From a New York Times article on a nasty “shouting match” between two New York state legislators (some of which took place on Twitter, making the “shouting” part a bit of an exaggeration):
Mr. Parker has a record of outbursts and sometimes outright violence. In 2005, he was arrested and charged with punching a traffic agent; the charges were eventually dismissed.
In 2009, he was indicted on a charge of assaulting and menacing a New York Post photographer outside the senator’s mother’s home. He was found guilty of two misdemeanor counts but acquitted of felony charges. A judge gave him three years’ probation and ordered him to attend an anger management class.
How do dismissed criminal charges furnish evidence, even in part, of a “record of…outright violence”? There may well be hard evidence of Parker’s punching the traffic agent despite the dismissal, but if so, this evidence is not mentioned, and whether or not it exists, the fact remains that it didn’t lead to criminal charges.
Granted, some reasons for dismissal are compatible with subtantively (if not legally) having committed the offense, but others are flatly incompatible with both, and the reason for the dismissal isn’t so much as mentioned, much less discussed. Nothing in the reporting excludes the possibility that the punch was thrown (if it was) in self-defense.

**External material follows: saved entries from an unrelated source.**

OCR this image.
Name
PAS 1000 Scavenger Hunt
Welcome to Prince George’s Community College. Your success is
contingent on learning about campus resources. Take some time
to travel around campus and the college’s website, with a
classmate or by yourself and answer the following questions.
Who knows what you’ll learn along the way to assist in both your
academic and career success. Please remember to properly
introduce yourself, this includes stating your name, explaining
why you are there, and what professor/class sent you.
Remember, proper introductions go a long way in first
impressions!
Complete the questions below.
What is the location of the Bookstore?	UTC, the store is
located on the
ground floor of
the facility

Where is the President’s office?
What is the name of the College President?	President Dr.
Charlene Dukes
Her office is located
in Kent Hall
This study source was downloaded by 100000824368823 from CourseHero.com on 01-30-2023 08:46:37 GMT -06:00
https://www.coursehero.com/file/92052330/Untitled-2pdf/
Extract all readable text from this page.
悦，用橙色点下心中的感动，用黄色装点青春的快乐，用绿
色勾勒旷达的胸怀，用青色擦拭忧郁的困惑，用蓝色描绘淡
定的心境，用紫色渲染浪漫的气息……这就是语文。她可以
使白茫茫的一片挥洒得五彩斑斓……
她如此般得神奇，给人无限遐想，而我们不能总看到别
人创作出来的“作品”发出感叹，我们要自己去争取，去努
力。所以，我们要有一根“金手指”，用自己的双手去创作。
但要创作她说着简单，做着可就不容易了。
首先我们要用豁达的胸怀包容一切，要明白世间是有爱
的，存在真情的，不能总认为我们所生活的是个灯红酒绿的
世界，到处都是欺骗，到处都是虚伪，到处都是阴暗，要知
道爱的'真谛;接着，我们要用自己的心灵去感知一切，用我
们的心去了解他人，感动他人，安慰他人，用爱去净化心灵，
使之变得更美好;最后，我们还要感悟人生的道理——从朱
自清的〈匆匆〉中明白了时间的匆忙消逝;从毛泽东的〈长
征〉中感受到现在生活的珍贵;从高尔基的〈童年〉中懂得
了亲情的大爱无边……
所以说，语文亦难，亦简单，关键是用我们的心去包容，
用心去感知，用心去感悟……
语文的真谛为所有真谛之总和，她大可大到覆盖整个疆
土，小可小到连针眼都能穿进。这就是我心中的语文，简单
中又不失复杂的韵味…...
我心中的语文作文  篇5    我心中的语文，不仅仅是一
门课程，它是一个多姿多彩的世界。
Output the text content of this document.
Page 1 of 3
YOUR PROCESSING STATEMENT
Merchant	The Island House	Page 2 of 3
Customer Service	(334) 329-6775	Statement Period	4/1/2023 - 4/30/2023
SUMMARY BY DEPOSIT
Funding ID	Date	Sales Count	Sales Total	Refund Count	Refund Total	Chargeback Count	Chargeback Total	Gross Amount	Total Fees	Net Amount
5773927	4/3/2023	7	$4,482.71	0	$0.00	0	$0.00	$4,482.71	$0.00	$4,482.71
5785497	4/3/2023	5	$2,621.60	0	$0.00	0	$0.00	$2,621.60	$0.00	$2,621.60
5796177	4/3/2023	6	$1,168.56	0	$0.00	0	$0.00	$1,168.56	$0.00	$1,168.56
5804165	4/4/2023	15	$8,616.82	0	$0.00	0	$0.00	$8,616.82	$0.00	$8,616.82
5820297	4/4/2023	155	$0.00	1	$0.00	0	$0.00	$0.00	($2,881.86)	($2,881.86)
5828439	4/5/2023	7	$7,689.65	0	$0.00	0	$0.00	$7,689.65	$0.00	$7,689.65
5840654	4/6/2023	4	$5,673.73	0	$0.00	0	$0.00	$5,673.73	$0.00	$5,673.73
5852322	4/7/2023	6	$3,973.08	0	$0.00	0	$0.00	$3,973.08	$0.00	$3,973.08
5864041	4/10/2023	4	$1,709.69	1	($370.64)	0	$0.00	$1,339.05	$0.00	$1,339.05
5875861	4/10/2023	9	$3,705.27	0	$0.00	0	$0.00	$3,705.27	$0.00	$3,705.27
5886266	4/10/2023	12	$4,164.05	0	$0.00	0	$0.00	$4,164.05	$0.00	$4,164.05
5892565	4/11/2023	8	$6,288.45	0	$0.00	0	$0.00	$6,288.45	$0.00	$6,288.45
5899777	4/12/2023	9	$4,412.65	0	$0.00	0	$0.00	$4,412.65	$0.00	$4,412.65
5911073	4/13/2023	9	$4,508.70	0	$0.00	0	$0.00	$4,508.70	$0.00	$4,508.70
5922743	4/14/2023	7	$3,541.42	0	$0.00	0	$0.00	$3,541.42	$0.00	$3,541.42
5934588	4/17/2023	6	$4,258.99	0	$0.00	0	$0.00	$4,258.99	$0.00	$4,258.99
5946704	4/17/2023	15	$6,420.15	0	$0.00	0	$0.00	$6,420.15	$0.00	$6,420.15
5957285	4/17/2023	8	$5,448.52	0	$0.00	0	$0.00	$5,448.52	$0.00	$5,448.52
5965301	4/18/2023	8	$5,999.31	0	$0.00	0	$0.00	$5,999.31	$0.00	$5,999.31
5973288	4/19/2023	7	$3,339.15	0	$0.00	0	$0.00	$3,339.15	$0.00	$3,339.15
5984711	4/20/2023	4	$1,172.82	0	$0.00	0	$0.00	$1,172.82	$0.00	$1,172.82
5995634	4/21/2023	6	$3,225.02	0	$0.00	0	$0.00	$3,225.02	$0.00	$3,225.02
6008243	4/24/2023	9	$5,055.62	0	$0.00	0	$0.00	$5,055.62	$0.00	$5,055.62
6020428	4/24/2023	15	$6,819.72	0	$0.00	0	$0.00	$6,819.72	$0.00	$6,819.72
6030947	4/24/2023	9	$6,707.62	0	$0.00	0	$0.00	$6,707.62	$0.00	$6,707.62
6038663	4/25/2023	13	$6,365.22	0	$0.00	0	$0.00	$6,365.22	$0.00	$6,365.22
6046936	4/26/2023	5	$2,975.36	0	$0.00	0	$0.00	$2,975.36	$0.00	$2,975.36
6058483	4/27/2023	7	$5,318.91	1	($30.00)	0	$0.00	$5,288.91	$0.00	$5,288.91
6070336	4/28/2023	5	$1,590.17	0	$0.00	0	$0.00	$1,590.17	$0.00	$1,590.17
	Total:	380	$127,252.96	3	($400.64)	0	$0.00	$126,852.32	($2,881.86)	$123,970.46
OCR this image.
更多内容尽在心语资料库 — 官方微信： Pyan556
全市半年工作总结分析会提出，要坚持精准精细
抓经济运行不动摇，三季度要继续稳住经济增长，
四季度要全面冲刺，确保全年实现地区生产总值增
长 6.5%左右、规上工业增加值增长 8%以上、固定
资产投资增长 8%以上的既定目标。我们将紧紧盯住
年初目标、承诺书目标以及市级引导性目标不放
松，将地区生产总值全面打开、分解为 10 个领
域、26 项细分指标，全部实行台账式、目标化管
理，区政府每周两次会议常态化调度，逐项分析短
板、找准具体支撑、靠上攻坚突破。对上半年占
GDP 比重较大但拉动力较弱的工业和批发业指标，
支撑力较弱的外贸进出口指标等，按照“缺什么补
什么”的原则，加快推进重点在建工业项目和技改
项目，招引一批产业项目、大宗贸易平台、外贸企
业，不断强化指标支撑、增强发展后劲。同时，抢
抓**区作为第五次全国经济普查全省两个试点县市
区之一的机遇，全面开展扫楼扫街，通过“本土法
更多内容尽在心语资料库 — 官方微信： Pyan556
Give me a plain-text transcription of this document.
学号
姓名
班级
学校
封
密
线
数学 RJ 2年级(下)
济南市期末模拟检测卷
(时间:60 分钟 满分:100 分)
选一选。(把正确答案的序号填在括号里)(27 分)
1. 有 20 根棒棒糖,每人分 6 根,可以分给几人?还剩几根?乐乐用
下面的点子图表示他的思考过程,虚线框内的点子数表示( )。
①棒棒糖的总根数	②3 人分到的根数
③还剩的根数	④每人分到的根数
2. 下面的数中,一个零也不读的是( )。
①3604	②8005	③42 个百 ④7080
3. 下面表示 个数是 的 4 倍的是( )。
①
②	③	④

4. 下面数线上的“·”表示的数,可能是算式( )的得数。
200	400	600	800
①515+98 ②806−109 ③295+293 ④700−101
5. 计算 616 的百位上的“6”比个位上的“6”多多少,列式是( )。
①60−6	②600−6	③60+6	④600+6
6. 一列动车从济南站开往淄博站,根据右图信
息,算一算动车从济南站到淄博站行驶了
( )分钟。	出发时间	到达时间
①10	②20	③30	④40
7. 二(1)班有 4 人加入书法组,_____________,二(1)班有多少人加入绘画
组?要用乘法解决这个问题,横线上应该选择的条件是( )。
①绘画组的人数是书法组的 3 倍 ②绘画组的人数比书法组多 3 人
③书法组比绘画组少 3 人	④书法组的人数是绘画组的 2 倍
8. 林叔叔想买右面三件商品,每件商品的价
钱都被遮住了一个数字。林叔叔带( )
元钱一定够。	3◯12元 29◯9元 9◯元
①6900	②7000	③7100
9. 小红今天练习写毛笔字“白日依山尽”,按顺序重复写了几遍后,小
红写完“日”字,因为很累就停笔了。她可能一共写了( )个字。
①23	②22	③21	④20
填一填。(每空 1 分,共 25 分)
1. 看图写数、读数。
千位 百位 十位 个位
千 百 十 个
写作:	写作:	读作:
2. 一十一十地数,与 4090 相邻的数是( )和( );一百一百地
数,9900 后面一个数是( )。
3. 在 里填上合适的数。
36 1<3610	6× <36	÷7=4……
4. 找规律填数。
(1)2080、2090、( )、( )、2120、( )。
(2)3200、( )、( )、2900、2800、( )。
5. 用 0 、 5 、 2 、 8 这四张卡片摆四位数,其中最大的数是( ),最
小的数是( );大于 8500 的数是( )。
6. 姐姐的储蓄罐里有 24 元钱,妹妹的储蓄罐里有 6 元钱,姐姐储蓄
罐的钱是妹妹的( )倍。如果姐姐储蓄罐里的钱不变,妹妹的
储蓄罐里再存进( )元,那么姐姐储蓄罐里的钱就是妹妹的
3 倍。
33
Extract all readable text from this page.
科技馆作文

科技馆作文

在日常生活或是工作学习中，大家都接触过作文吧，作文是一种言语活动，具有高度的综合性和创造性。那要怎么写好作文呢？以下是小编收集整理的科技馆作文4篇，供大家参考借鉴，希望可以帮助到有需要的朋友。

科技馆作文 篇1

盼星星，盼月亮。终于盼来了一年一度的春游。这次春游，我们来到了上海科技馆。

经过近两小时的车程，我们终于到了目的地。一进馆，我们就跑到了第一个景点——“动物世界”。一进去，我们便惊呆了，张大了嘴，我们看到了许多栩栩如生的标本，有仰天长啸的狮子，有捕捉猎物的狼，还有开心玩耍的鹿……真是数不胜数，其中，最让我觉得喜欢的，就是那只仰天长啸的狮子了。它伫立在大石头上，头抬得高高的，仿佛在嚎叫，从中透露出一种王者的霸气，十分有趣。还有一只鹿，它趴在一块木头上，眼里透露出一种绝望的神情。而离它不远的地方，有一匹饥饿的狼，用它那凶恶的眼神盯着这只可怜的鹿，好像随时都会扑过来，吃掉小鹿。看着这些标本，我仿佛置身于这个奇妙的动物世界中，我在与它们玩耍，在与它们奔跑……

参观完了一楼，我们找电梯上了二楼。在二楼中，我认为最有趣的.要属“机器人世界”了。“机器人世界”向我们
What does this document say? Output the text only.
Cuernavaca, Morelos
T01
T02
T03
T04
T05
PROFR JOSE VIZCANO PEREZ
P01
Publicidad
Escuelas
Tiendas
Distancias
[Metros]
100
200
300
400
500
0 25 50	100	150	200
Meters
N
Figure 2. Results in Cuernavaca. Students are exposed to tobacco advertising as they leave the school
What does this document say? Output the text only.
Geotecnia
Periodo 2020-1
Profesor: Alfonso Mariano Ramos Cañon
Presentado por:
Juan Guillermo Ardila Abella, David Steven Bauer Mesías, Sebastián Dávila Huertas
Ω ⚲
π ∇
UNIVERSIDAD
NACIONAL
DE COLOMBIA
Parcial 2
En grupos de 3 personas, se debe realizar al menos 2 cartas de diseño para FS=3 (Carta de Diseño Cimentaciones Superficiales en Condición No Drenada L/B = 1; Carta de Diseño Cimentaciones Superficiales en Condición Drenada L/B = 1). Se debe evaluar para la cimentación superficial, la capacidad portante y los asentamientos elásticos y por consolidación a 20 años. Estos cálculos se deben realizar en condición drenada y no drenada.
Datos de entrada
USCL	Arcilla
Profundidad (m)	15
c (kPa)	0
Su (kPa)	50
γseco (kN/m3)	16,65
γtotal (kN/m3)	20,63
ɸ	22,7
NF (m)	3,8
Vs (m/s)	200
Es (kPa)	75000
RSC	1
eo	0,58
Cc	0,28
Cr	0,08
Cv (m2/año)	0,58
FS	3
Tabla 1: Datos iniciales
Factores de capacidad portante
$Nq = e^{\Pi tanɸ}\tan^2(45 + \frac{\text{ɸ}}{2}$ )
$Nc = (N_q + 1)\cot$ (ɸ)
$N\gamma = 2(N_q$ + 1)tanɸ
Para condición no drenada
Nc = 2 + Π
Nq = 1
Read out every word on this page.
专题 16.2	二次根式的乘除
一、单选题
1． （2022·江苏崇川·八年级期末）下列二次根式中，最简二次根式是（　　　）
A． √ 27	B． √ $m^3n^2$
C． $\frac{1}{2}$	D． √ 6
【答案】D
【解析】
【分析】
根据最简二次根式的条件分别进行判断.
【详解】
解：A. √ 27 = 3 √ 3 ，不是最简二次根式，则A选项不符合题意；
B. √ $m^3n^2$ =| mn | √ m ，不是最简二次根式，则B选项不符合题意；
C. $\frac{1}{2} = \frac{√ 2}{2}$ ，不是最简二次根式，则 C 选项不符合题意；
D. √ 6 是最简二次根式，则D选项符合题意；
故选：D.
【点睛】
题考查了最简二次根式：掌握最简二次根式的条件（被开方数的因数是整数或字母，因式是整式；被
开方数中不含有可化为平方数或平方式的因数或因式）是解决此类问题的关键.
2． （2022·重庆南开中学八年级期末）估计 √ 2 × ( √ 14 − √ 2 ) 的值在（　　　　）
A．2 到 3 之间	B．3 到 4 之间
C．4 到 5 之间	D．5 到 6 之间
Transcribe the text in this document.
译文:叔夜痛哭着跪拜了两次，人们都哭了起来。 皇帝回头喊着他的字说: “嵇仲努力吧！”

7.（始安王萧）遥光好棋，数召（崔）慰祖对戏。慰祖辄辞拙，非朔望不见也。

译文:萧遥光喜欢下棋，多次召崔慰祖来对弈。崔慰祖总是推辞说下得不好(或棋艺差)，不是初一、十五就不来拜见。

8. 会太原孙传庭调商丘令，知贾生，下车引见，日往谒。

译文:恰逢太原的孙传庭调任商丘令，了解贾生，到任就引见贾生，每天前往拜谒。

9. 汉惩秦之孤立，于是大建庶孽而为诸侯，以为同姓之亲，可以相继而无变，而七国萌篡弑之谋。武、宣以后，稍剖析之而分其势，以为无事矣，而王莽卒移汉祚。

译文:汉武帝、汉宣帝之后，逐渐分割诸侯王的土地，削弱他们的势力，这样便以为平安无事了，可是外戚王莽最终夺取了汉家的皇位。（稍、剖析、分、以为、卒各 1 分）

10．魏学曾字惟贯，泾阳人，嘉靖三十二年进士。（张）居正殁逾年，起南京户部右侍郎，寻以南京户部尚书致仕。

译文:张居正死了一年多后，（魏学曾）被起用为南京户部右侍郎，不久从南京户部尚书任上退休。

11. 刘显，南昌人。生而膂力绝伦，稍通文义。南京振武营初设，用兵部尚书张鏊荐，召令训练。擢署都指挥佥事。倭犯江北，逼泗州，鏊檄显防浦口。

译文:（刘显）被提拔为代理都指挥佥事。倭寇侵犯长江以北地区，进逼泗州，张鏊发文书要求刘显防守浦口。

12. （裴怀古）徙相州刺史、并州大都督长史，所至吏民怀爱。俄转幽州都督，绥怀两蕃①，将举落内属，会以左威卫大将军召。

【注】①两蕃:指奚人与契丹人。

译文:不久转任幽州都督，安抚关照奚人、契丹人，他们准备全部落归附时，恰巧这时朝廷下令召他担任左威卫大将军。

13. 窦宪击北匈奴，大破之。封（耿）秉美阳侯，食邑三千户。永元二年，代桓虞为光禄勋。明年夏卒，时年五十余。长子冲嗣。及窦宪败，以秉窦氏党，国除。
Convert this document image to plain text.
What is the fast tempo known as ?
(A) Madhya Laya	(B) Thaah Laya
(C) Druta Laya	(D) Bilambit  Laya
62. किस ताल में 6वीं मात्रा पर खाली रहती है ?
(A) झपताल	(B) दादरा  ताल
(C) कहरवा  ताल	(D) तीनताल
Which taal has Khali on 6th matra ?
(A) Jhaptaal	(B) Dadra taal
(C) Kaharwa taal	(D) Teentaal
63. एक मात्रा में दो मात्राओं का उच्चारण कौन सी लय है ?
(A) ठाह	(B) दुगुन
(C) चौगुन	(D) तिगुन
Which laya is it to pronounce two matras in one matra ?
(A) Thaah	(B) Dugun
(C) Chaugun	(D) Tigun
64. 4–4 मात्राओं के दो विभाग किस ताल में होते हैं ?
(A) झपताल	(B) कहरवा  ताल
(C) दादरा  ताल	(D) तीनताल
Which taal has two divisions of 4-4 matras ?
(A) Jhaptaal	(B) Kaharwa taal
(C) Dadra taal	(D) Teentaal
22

Does self-defense count as a “record of outright violence”? In that case, a rape victim who fights off her attacker should be described as having a “record of outright violence.” But who would?
Ultimately, the reader is left to infer that the circumstances surrounding the punch (again, if it was a punch) aren’t mentioned because mentioning them would get in the way of the reporter’s attempts at cherry picking the evidence. But then the reader is left to wonder what the hell he’s reading. Is this reporting or is it propaganda?
The circumstances surrounding the two misdemeanor counts mentioned in the second paragraph are pretty murky, but the hyperlinked report suggests, at best, that they involve Mr. Parker’s attacking a camera. That is violent, I suppose, but the same report also suggests that the person whose camera was damaged was provoking Mr. Parker by intruding on his privacy (as photographers often do with impunity, and without thereby incurring records of “downright trespassing”). Is a “record of outbursts and sometimes outright violence” quite the same as two misdemeanor counts, a decade ago, of damaging the camera of an obnoxiously provocative and intrusive cameraman whose camera was damaged in mysterious circumstances? Well, it is if what you’re trying to do is to convey a misimpression that is technically true but involves a series of misleading mental reservations. Otherwise, not really.
That’s how such incidents are commonly reported. When reporters want to emphasize police malfeasance, they cast suspicion on every move that the police make. But when they want to insinuate malfeasance in someone charged with a crime, they turn every arrest, arraignment or indictment into a conviction, ignoring the existence of insufficient evidence to convict, trumped-up charges, and overcharging. It’s not wrong to call this a fake news approach. No one reading it can ever be sure of what’s going on in it. And no determinate principles seem to govern it.
I’m going to send this post to the reporter, and invite her to comment. I mean, there are two sides to every story, even a badly written one, and in all fairness, I’m curious to hear hers.